Aside from the subtleties of how a sincere intent to deceive or faithfully inform can play out, there is at least one other pattern of behaviour that can confuse and complicate the story. There are folk who do not even care to think about whether what they are saying is true or false, or about whether what they say shall deceive of faithfully inform you. Some folk concern themselves only with how folk shall respond to what they say, and with saying the things that shall get the responses they want from folk. The question of whether what they say is true or not simply doesn't arise for these people: it may be true, or false, or utterly meaningless for all they care, so long as it elicts the response they want. Calling such manipulators liars – at least in the sense of the tradition above – misses the point: the liar knows which parts of what he says are true and which false, designing his selection of the former to trick you into mistaking the latter for more of the same. The manipulator, on the other hand, neither knows nor cares about the truth or otherwise of their utterances.

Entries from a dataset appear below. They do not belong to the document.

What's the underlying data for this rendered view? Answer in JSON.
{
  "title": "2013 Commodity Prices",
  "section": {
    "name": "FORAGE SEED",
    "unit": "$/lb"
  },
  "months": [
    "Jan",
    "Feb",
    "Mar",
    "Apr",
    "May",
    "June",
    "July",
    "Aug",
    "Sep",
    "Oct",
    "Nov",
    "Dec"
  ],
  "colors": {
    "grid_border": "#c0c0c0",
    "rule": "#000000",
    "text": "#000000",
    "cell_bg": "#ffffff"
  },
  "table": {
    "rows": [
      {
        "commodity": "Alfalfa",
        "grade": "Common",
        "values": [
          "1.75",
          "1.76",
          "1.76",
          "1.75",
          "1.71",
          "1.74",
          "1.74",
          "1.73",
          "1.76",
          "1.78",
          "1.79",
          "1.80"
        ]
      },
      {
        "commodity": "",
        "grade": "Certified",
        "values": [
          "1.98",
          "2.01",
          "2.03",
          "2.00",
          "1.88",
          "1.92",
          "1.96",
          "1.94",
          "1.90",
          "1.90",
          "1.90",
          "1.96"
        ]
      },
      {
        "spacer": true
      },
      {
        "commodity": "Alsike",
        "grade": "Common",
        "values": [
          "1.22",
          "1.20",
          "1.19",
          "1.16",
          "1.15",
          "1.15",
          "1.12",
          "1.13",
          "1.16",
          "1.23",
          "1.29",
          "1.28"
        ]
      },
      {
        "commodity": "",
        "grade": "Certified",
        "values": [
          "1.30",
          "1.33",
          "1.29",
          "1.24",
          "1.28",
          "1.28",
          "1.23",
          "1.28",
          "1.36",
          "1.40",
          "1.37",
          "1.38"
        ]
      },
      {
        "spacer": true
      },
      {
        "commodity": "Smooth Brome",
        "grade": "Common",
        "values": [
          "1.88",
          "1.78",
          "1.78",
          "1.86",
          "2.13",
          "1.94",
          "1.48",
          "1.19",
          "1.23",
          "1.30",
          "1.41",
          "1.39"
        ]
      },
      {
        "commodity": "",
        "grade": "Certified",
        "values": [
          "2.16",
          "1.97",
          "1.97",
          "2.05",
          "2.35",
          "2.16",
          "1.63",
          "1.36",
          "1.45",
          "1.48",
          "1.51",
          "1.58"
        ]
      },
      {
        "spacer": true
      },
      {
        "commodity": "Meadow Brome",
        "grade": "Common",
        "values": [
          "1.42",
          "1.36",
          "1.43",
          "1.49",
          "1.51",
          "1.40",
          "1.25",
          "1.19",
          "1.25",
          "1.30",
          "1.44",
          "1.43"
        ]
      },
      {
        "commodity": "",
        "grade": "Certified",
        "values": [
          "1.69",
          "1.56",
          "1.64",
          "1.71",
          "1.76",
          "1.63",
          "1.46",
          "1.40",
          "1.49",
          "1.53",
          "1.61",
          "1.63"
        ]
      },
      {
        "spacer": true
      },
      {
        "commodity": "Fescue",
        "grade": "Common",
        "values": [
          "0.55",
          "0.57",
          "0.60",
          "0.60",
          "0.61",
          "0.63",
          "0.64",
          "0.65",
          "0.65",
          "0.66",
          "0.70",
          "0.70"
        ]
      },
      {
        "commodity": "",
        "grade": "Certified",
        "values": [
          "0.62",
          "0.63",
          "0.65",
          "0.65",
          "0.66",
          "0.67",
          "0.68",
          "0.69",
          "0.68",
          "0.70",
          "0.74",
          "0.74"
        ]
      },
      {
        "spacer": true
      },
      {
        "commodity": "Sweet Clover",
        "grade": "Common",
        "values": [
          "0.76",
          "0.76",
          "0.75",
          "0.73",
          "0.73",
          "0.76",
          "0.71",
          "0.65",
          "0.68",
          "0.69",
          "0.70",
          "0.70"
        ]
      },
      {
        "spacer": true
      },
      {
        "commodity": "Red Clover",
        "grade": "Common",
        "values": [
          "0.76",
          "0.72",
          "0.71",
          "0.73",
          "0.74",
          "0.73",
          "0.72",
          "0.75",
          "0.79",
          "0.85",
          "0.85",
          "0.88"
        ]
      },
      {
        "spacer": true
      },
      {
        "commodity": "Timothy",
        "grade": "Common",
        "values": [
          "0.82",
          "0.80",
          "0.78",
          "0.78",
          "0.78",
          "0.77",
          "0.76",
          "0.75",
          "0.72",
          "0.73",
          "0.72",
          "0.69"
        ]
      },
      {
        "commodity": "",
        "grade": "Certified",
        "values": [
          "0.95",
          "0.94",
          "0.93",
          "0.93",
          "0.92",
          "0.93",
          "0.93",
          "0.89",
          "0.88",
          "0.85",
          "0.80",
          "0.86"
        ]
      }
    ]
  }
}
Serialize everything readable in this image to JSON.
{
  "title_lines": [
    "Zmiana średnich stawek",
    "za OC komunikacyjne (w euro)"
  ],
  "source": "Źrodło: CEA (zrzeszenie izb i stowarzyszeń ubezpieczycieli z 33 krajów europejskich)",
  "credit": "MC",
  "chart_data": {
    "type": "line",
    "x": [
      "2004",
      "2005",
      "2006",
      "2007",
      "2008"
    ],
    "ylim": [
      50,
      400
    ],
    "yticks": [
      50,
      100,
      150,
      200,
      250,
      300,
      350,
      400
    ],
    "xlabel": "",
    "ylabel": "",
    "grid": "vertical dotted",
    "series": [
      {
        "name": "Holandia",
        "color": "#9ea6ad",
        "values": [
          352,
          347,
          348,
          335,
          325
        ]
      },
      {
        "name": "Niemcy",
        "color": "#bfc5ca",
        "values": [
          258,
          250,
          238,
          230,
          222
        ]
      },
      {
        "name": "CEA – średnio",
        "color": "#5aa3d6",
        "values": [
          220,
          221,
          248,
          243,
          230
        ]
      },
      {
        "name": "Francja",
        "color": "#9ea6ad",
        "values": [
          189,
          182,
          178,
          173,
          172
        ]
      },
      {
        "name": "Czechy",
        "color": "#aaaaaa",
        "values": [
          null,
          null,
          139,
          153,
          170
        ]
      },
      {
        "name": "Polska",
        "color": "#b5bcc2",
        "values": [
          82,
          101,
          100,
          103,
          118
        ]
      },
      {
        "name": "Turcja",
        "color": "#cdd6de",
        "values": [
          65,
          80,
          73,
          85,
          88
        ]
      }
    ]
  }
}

This characterisation of the manipulator is, indeed, a more faithful description of real-world liars. The vernacular surely calls the manipulator a liar and cares not at all about whether the liar knew their lies were falsehoods, or intended to deceive: the vernacular's real concern is with the opposite of honesty that the manipulator is engaged in even when making true statements. Honesty demands not so much that our statements be true as that we respect those to whom we make them as beings with an understanding of the world that they shall revise in light of what we say; as a result, what we say may enrich or pollute their understanding of the world, which guides and shapes their actions and lives. Polluting that understanding therefore harms them, by potentially causing them to make bad decisions or take actions contrary to their intent, values or interests; enriching it empowers them to better deal with the world. Honesty, seen in this light, is thus about helping them to improve their understanding of the world; in contrast, the manipulator seeks to elicit from them a response that serves the manipulators purpose; in so doing, with reckless disregard for the harm it may do to those manipulated, they show contempt for their fellow's understanding of the world.

The true nature of honesty and lying, then, lies not in the accuracy or inaccuracy of the statements we make (for all that honesty does strive for accuracy, and liars do not) so much as in the respect we show for those whose understanding we influence by what (and how) we communicate. The honest may hope to persuade you to some course of action, but they respect your right to informed consent, to be the true author of your actions, where the manipulator only cares about the aligning your actions with their goals, treating you as a puppet rather than a free agent.